Watchdogs can hardly act as a deterrent to abusers if they are incapable of baring their teeth when they see a threat by anyone determined to break the law, provided one’s rights are fully upheld.
The news that the local Competition Act will be amended, thus restoring to the Competition Office the power to impose fines, is welcome not only to consumer organisations but also to the public. The Malta Chambers of SMEs (GRTU), for one, has termed the decision as a move in the right direction.
The Director of Competition has had his decisions to proceed against those allegedly breaching competition law challenged successfully in the Civil Court. Moreover, in 2016, the Court of Appeal decided that specific provisions of the Competition Act were unconstitutional. This decision allowed the competition watchdog to bark but not bite. Such limitation does not help to protect ordinary citizens from abuse of big business that have market dominance or even small businesses, especially in the context of a small market where the dynamics of competition do not always function as desired.
The government had initially decided to amend the Constitution but when the Opposition objected it agreed to change the Competition and Consumers Affairs Act to empower the Director of Competition to take executive action against those judged to be in breach of fair trading laws.
Some of the essential legal changes include the dismantling of the Competition and Consumer Appeals Tribunal because those found to be in breach of the Competition Act would be able to take their case to the Civil Court. This principle has already been applied in the legislation for financial consumers’ protection where the decisions of the financial service arbiter can be challenged in court.
The proposed Competition Act amendments will encourage the interested parties to agree on out-of-court settlements rather than pursue the full legal process. As an incentive, it is being suggested that fines are cut by up to 35 per cent in cases where the parties agree to a ‘friendly’ settlement.

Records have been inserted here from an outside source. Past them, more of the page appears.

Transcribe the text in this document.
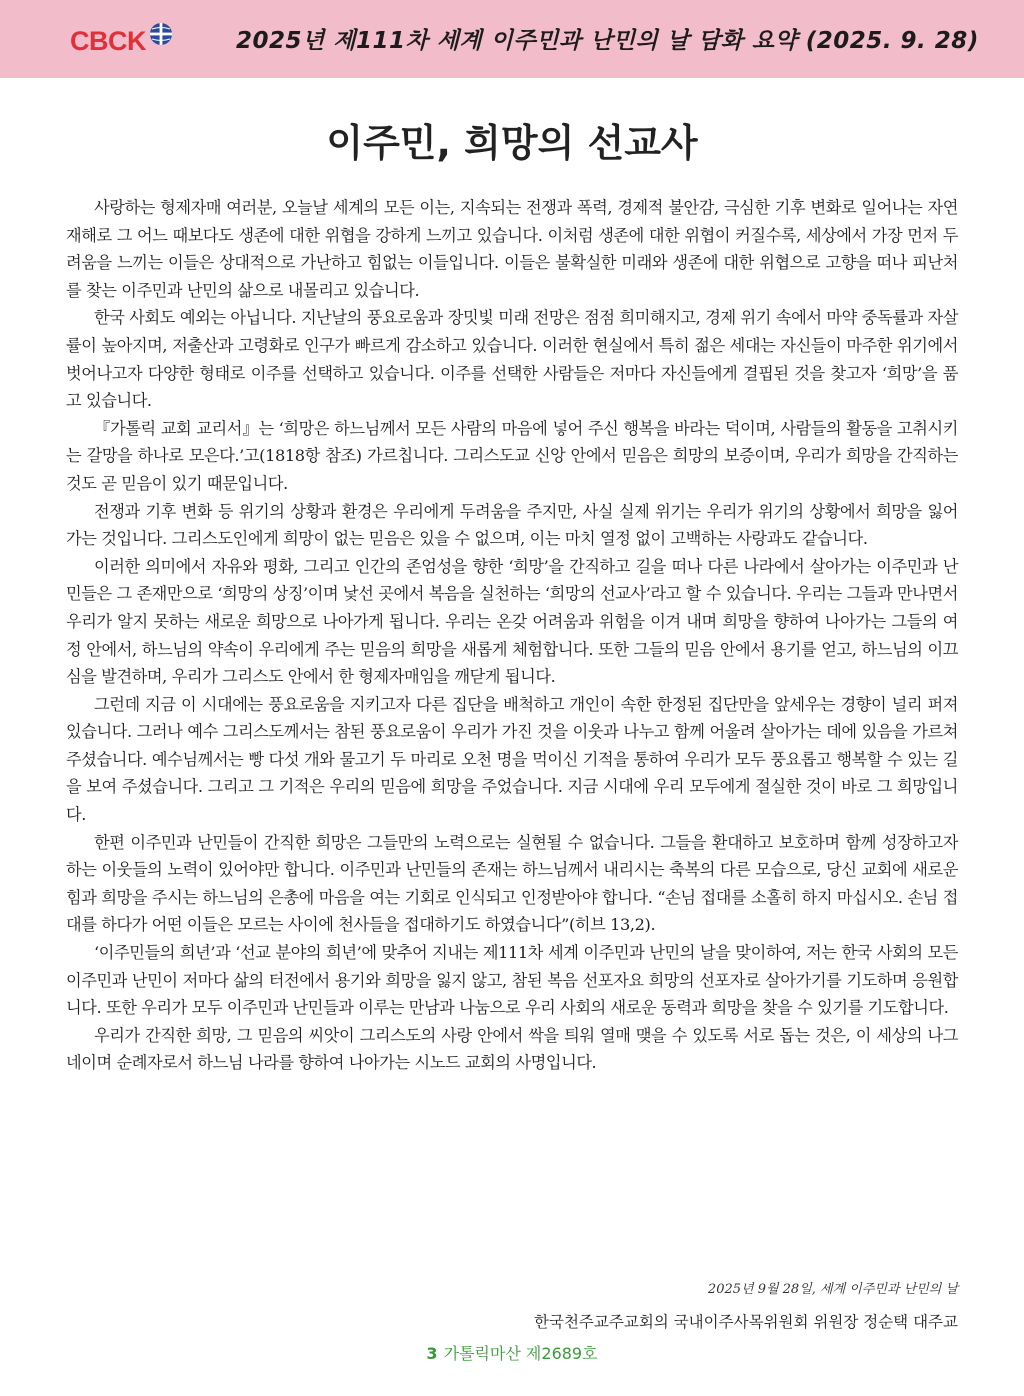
CBCK	2025년 제111차 세계 이주민과 난민의 날 담화 요약 (2025. 9. 28)
이주민, 희망의 선교사

사랑하는 형제자매 여러분, 오늘날 세계의 모든 이는, 지속되는 전쟁과 폭력, 경제적 불안감, 극심한 기후 변화로 일어나는 자연재해로 그 어느 때보다도 생존에 대한 위협을 강하게 느끼고 있습니다. 이처럼 생존에 대한 위협이 커질수록, 세상에서 가장 먼저 두려움을 느끼는 이들은 상대적으로 가난하고 힘없는 이들입니다. 이들은 불확실한 미래와 생존에 대한 위협으로 고향을 떠나 피난처를 찾는 이주민과 난민의 삶으로 내몰리고 있습니다.

한국 사회도 예외는 아닙니다. 지난날의 풍요로움과 장밋빛 미래 전망은 점점 희미해지고, 경제 위기 속에서 마약 중독률과 자살률이 높아지며, 저출산과 고령화로 인구가 빠르게 감소하고 있습니다. 이러한 현실에서 특히 젊은 세대는 자신들이 마주한 위기에서 벗어나고자 다양한 형태로 이주를 선택하고 있습니다. 이주를 선택한 사람들은 저마다 자신들에게 결핍된 것을 찾고자 ‘희망’을 품고 있습니다.

『가톨릭 교회 교리서』는 ‘희망은 하느님께서 모든 사람의 마음에 넣어 주신 행복을 바라는 덕이며, 사람들의 활동을 고취시키는 갈망을 하나로 모은다.’고(1818항 참조) 가르칩니다. 그리스도교 신앙 안에서 믿음은 희망의 보증이며, 우리가 희망을 간직하는 것도 곧 믿음이 있기 때문입니다.

전쟁과 기후 변화 등 위기의 상황과 환경은 우리에게 두려움을 주지만, 사실 실제 위기는 우리가 위기의 상황에서 희망을 잃어 가는 것입니다. 그리스도인에게 희망이 없는 믿음은 있을 수 없으며, 이는 마치 열정 없이 고백하는 사랑과도 같습니다.

이러한 의미에서 자유와 평화, 그리고 인간의 존엄성을 향한 ‘희망’을 간직하고 길을 떠나 다른 나라에서 살아가는 이주민과 난민들은 그 존재만으로 ‘희망의 상징’이며 낯선 곳에서 복음을 실천하는 ‘희망의 선교사’라고 할 수 있습니다. 우리는 그들과 만나면서 우리가 알지 못하는 새로운 희망으로 나아가게 됩니다. 우리는 온갖 어려움과 위험을 이겨 내며 희망을 향하여 나아가는 그들의 여정 안에서, 하느님의 약속이 우리에게 주는 믿음의 희망을 새롭게 체험합니다. 또한 그들의 믿음 안에서 용기를 얻고, 하느님의 이끄심을 발견하며, 우리가 그리스도 안에서 한 형제자매임을 깨닫게 됩니다.

그런데 지금 이 시대에는 풍요로움을 지키고자 다른 집단을 배척하고 개인이 속한 한정된 집단만을 앞세우는 경향이 널리 퍼져 있습니다. 그러나 예수 그리스도께서는 참된 풍요로움이 우리가 가진 것을 이웃과 나누고 함께 어울려 살아가는 데에 있음을 가르쳐 주셨습니다. 예수님께서는 빵 다섯 개와 물고기 두 마리로 오천 명을 먹이신 기적을 통하여 우리가 모두 풍요롭고 행복할 수 있는 길을 보여 주셨습니다. 그리고 그 기적은 우리의 믿음에 희망을 주었습니다. 지금 시대에 우리 모두에게 절실한 것이 바로 그 희망입니다.

한편 이주민과 난민들이 간직한 희망은 그들만의 노력으로는 실현될 수 없습니다. 그들을 환대하고 보호하며 함께 성장하고자 하는 이웃들의 노력이 있어야만 합니다. 이주민과 난민들의 존재는 하느님께서 내리시는 축복의 다른 모습으로, 당신 교회에 새로운 힘과 희망을 주시는 하느님의 은총에 마음을 여는 기회로 인식되고 인정받아야 합니다. “손님 접대를 소홀히 하지 마십시오. 손님 접대를 하다가 어떤 이들은 모르는 사이에 천사들을 접대하기도 하였습니다”(히브 13,2).

‘이주민들의 희년’과 ‘선교 분야의 희년’에 맞추어 지내는 제111차 세계 이주민과 난민의 날을 맞이하여, 저는 한국 사회의 모든 이주민과 난민이 저마다 삶의 터전에서 용기와 희망을 잃지 않고, 참된 복음 선포자요 희망의 선포자로 살아가기를 기도하며 응원합니다. 또한 우리가 모두 이주민과 난민들과 이루는 만남과 나눔으로 우리 사회의 새로운 동력과 희망을 찾을 수 있기를 기도합니다.

우리가 간직한 희망, 그 믿음의 씨앗이 그리스도의 사랑 안에서 싹을 틔워 열매 맺을 수 있도록 서로 돕는 것은, 이 세상의 나그네이며 순례자로서 하느님 나라를 향하여 나아가는 시노드 교회의 사명입니다.

2025년 9월 28일, 세계 이주민과 난민의 날
한국천주교주교회의 국내이주사목위원회 위원장 정순택 대주교
3 가톨릭마산 제2689호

No one expects honest business people to be subjected to undue harassment just because of a complaint by an aggrieved consumer. It makes sense that the power of the director general in the Competition Office to order inspections on business premises will be revoked. Only the Court of Magistrates will be able to authorise the competition watchdog to make such inspections when a breach of competition laws is suspected.
Consumers often find the prospect of having to take legal action against a business for alleged breach of their rights an overwhelming experience. The introduction of a consumer protection authority has been a welcome development in the last few years. Now is the right time to empower the Competition Office to act speedily to settle disputes and to impose sanctions when necessary.
The proposed amendments to the Competition Act should serve to ensure that consumers’ rights are protected in a practical way and without undue delays. Of course, the changes being suggested will only come in force when Parliament approves the proposed changes.
Once the public consultation closes at the end of September, the government and the Opposition would do well to approve without undue delay the proposed amendments and any changes that may be found necessary in the consultation and debating stage.